- The IRS came under fire for lax cybersecurity protections during a Senate Finance Committee hearing Tuesday.
- Last August, the IRS revealed that hackers had been able to the steal sensitive data of more than 300,000 taxpayers.
- But, Sen. Tom Carper, D-Del., said the agency is failing with cybersecurity because Congress hasn’t provided the necessary funding to improve security and IT initiatives.
During the hearing, Carper scolded his colleagues for cutting IRS funding, leading the agency to not adequately protect taxpayers.
"When it comes to protecting American taxpayers' sensitive information online, Congress continues to ask the IRS to do more with less by enacting deep and damaging cuts to the agency’s budget," Carper said.
The IRS has seen its budget cut by 17% since 2010, giving it few affordable options for improving security, according to the Center on Budget and Policy Priorities.
Meanwhile, IRS Commissioner John Koskinen said the agency is facing an unmatched volume of cyber criminals and has to defend more than one million malicious attempts to access data every day.
The agency is working to harden its defenses, said Koskinen. And continued funding shortages will make it impossible for the IRS to keep up with hackers, according to Carper.

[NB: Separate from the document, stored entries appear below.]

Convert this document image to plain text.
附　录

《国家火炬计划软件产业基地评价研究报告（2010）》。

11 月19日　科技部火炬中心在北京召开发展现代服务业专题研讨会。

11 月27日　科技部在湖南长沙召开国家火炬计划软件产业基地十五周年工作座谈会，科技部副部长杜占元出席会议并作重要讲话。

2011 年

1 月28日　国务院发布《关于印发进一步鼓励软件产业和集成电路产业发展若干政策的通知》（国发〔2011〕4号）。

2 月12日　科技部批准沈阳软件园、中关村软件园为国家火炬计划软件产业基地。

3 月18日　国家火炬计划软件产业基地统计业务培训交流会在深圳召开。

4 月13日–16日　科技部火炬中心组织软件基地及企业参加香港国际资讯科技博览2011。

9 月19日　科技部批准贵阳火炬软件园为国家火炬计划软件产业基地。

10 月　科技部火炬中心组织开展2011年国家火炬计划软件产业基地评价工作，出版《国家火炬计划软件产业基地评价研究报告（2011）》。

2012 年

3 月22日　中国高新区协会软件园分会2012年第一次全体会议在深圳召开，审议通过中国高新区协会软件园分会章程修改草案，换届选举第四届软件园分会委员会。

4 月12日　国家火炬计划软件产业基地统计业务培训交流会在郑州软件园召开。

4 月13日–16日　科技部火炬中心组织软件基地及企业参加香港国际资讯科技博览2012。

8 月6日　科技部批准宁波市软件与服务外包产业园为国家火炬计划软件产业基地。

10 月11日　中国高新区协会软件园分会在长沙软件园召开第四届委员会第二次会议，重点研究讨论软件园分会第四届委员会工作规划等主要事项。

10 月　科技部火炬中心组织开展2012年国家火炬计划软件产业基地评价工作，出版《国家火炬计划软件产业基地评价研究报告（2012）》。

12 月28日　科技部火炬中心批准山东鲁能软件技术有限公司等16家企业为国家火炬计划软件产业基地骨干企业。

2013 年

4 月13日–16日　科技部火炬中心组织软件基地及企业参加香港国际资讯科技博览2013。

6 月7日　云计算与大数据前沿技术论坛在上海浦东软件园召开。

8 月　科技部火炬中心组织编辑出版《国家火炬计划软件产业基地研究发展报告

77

Last month, a Government Accountability Office report found the IRS has so far failed to properly secure its systems in six areas, including adding controls to identify and authenticate users, restricting server access and making sure any authentication data is encrypted. The GAO also found that it was easy to guess the passwords used to access key IRS systems.
The watchdog agency also added two recommendations to a long list of unresolved IRS data security issues, bringing the total number to 45. The details of those recommendations are not publicly available.